I am who I am. Situations shaped me. Circumstances honed me. Perceptions created the ‘me’ that I am… or perhaps… could be?
I was born to a lovely couple – always smiling, spreading joy, generous to the core. Honour and respect were of prime importance. Financial status was a pale cousin. The dictates of the Bhagavad Gita, the rituals of prayers and festivities, the ‘havanas’ and the ‘satsangs’ were part of my growing up years. As was getting armed with an education, aiming to excelling at all educational and co-curricular activities.
Family was the core of existence. And by family, I include my maternal and paternal grandparents, uncles, aunts, cousins and the extended family. We were all brought up to love and respect each other – irrespective of any individual or independent differences. That was set in stone.
Those were the constants I grew up with.
Then there was this other constant – that of change
Every three to four years, we were transferred to a new city. This spelt a new beginning. New school. New friends. New teachers. New impressions. Old was out and the new took me in its fold. It was fun! It was like shedding off the old skin and emerging like a beautiful butterfly with each move! But, as I grew up, I often wondered what my friends thought about me. For, I was always a touch shy. I wanted to know – but was no good at deciphering! And by the time I had opened enough, it was time to move again.
Mystery – that wasn’t me
I wasn’t shrouded with mystery, but my mind was – for there was no way of knowing about how I was truly perceived.

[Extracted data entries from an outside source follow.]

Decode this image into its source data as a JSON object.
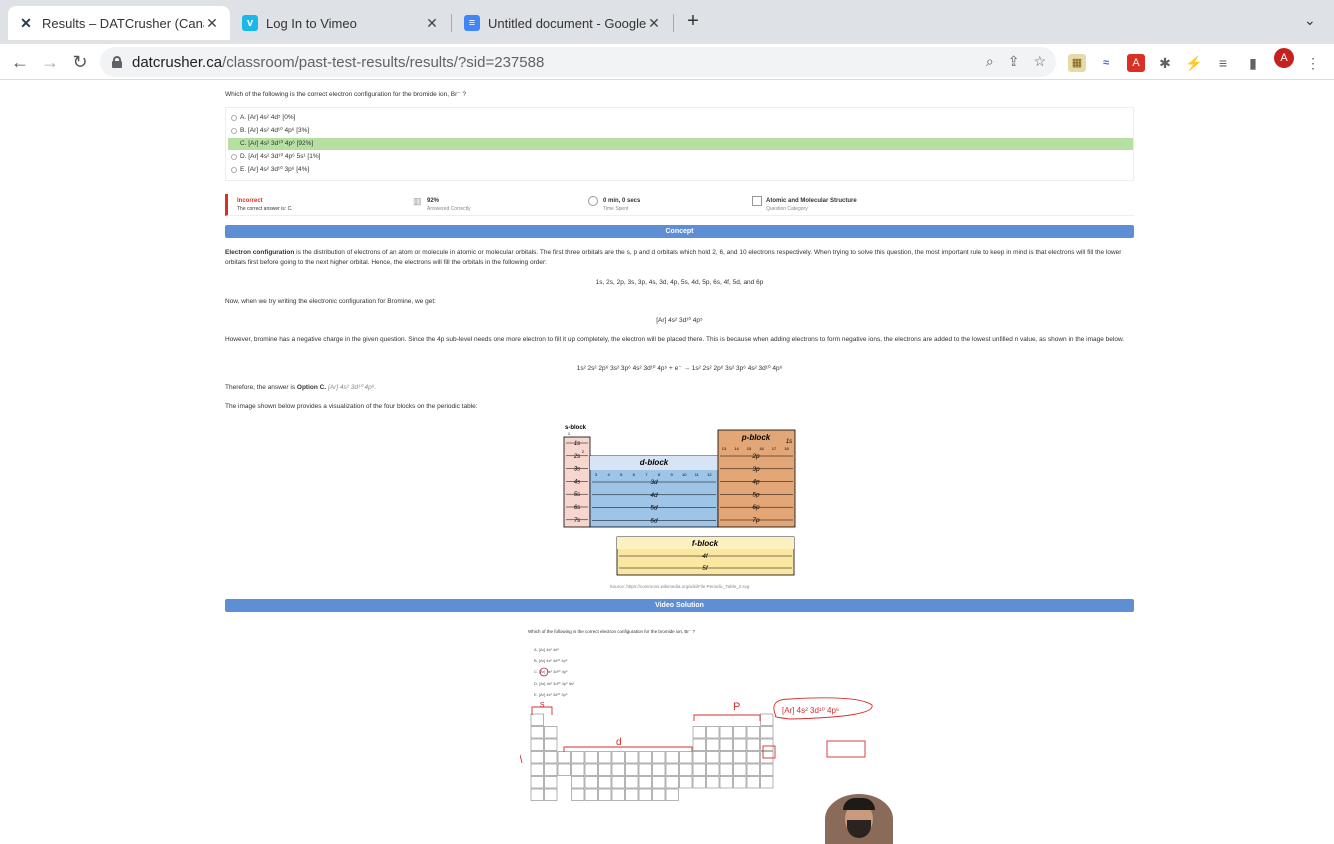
{
  "tabs": [
    {
      "title": "Results – DATCrusher (Canada)",
      "icon": "datcrusher-icon",
      "active": true
    },
    {
      "title": "Log In to Vimeo",
      "icon": "vimeo-icon",
      "active": false
    },
    {
      "title": "Untitled document - Google Docs",
      "icon": "google-docs-icon",
      "active": false
    }
  ],
  "address": {
    "domain": "datcrusher.ca",
    "path": "/classroom/past-test-results/results/?sid=237588"
  },
  "question": "Which of the following is the correct electron configuration for the bromide ion, Br⁻ ?",
  "options": [
    {
      "label": "A. [Ar] 4s² 4d⁵ [0%]",
      "correct": false
    },
    {
      "label": "B. [Ar] 4s² 4d¹⁰ 4p⁶ [3%]",
      "correct": false
    },
    {
      "label": "C. [Ar] 4s² 3d¹⁰ 4p⁶ [92%]",
      "correct": true
    },
    {
      "label": "D. [Ar] 4s² 3d¹⁰ 4p⁶ 5s¹ [1%]",
      "correct": false
    },
    {
      "label": "E. [Ar] 4s² 3d¹⁰ 3p⁶ [4%]",
      "correct": false
    }
  ],
  "result": {
    "status": "Incorrect",
    "answer_note": "The correct answer is: C.",
    "percent": "92%",
    "percent_label": "Answered Correctly",
    "time": "0 min, 0 secs",
    "time_label": "Time Spent",
    "category": "Atomic and Molecular Structure",
    "category_label": "Question Category"
  },
  "concept_header": "Concept",
  "concept": {
    "p1_bold": "Electron configuration",
    "p1": " is the distribution of electrons of an atom or molecule in atomic or molecular orbitals. The first three orbitals are the s, p and d orbitals which hold 2, 6, and 10 electrons respectively. When trying to solve this question, the most important rule to keep in mind is that electrons will fill the lower orbitals first before going to the next higher orbital. Hence, the electrons will fill the orbitals in the following order:",
    "order": "1s, 2s, 2p, 3s, 3p, 4s, 3d, 4p, 5s, 4d, 5p, 6s, 4f, 5d, and 6p",
    "p2": "Now, when we try writing the electronic configuration for Bromine, we get:",
    "br_config": "[Ar] 4s² 3d¹⁰ 4p⁵",
    "p3": "However, bromine has a negative charge in the given question. Since the 4p sub-level needs one more electron to fill it up completely, the electron will be placed there. This is because when adding electrons to form negative ions, the electrons are added to the lowest unfilled n value, as shown in the image below.",
    "equation": "1s² 2s² 2p⁶ 3s² 3p⁶ 4s² 3d¹⁰ 4p⁵ + e⁻ → 1s² 2s² 2p⁶ 3s² 3p⁶ 4s² 3d¹⁰ 4p⁶",
    "p4_pre": "Therefore, the answer is ",
    "p4_bold": "Option C.",
    "p4_italic": " [Ar] 4s² 3d¹⁰ 4p⁶.",
    "p5": "The image shown below provides a visualization of the four blocks on the periodic table:",
    "source": "Source: https://commons.wikimedia.org/wiki/File:Periodic_Table_2.svg"
  },
  "figure": {
    "s_block": "s-block",
    "p_block": "p-block",
    "d_block": "d-block",
    "f_block": "f-block",
    "s_rows": [
      "1s",
      "2s",
      "3s",
      "4s",
      "5s",
      "6s",
      "7s"
    ],
    "p_rows": [
      "2p",
      "3p",
      "4p",
      "5p",
      "6p",
      "7p"
    ],
    "d_rows": [
      "3d",
      "4d",
      "5d",
      "6d"
    ],
    "f_rows": [
      "4f",
      "5f"
    ],
    "he": "1s",
    "cols_s": [
      "1",
      "2"
    ],
    "cols_d": [
      "3",
      "4",
      "5",
      "6",
      "7",
      "8",
      "9",
      "10",
      "11",
      "12"
    ],
    "cols_p": [
      "13",
      "14",
      "15",
      "16",
      "17",
      "18"
    ]
  },
  "video_header": "Video Solution",
  "video": {
    "question": "Which of the following is the correct electron configuration for the bromide ion, Br⁻ ?",
    "opts": [
      "A. [Ar] 4s² 4d⁵",
      "B. [Ar] 4s² 4d¹⁰ 4p⁶",
      "C. [Ar] 4s² 3d¹⁰ 4p⁶",
      "D. [Ar] 4s² 3d¹⁰ 4p⁶ 5s¹",
      "E. [Ar] 4s² 3d¹⁰ 3p⁶"
    ],
    "handwriting": "[Ar] 4s² 3d¹⁰ 4p⁶"
  }
}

Until… I got this email from a friend in response to one of the stories I had written (“Good Grief”). I had written it years after my mother passed away in 2003 – leaving the entire family shaken, devastated, uprooted…
This friend wrote, and I quote:
“I don’t think anyone who has not gone through the pain & agony of bereavement can ever even begin to comprehend what it feels like to lose a loved one. So I don’t think I will ever be able to say I understand how you feel.

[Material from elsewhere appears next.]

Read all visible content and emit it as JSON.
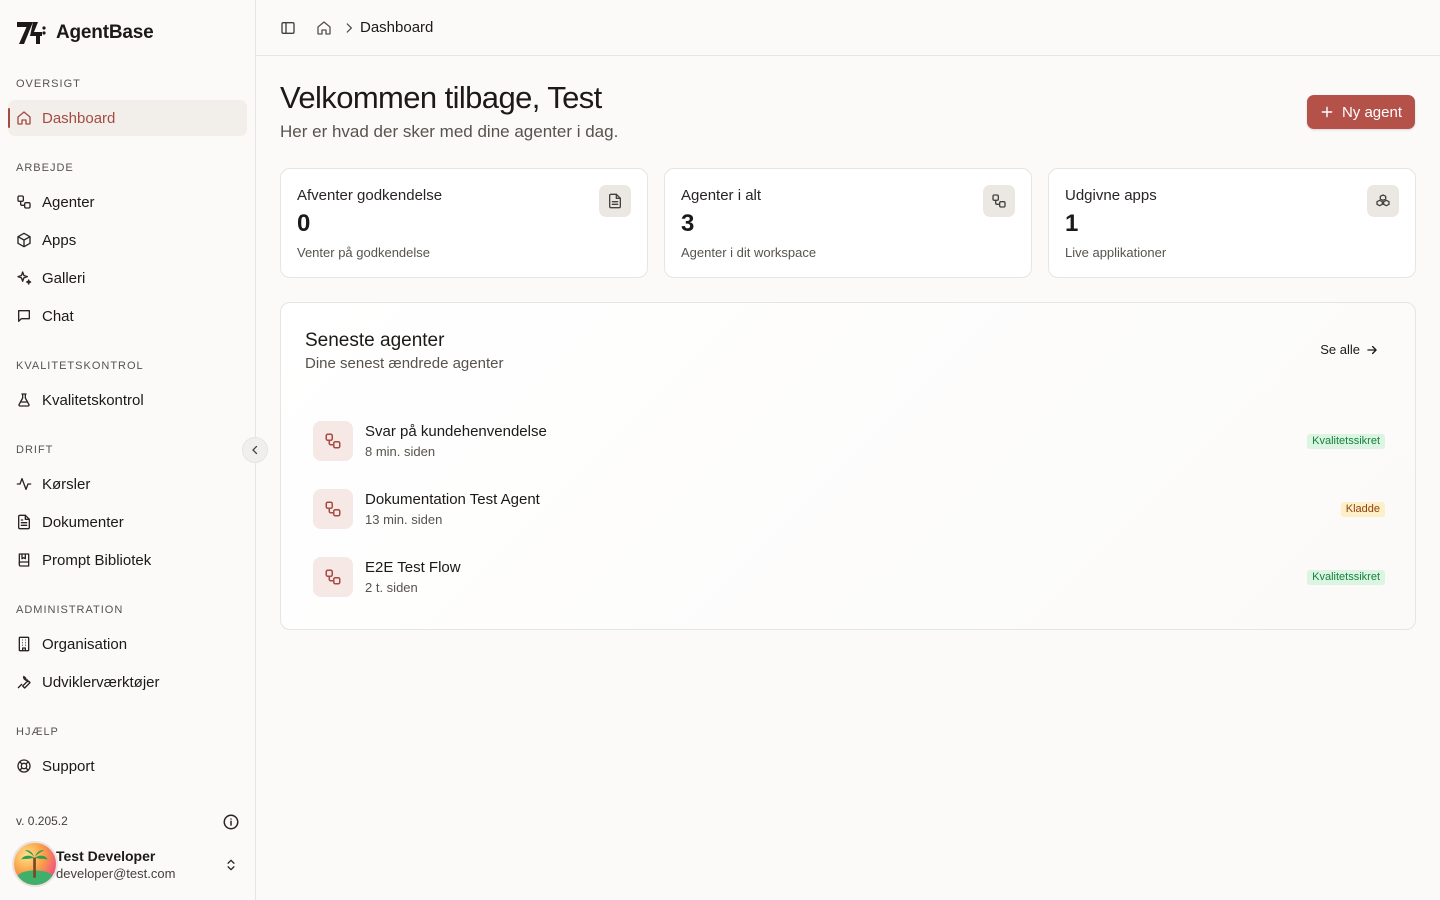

However, what I will say is that it makes me proud to have known a woman like you.
My memories of you have always been of that cheerful, fun loving, effervescent girl, who was like a breath of fresh air in the otherwise muted lot that most of us were. You always radiated warmth and friendliness that drew many of us to you, and made us admire you, love you, and cherish you for who you are.

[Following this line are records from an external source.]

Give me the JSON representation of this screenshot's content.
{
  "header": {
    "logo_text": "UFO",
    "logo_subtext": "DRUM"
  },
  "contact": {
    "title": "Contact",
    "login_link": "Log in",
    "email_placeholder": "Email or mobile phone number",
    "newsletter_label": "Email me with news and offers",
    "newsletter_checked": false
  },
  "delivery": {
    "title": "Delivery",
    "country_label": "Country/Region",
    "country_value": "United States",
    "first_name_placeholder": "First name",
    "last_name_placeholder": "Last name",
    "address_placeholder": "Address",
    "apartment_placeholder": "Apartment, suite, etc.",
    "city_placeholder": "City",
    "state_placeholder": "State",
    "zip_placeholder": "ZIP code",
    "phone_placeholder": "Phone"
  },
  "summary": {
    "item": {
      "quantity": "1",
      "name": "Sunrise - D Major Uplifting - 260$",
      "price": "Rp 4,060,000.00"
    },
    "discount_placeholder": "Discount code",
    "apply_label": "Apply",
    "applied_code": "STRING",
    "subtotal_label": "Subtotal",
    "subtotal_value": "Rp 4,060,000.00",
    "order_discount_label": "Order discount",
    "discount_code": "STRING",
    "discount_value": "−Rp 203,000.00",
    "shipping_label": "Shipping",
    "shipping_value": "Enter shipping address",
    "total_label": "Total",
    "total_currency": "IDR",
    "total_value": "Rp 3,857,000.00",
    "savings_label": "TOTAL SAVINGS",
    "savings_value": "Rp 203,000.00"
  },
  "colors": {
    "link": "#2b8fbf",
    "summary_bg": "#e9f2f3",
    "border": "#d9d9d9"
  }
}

Many of us saw you as part of a different world, where everything was pink, and beautiful, and cheerful. Somewhere, I guess I also lost sight of the fact that deep inside, you too were just another girl, a mortal like the rest of us, who could also feel pain when pinched.
It took me a long time to see you for who you really are. And maybe, just maybe, I am able to see you now for who you are: a lovely woman, who has not lost any of the warmth and affection that defined her. I see a loving wife, a grateful daughter, and a doting mother. And above all that, I see a strong and independent, yet loving and caring woman, who still makes me proud of having known her.”
All I can say to this friend is – Thank you!
I was a reflection of your perception – back then. And I am but a perception of your reflection now.
This is life! The ‘then and now’ can never be separated, perceptions can change – but the basis remains constant. And though perceptions quite often are divorced of reflecting reality; sometimes they are nothing but mere mirrors of reality.
There’s no way of finding out whether you are who you are – or who you seem to be! The reality I guess lies in the merge of the two realms.
Heavy, huh? Not quite 😉 Think it over again!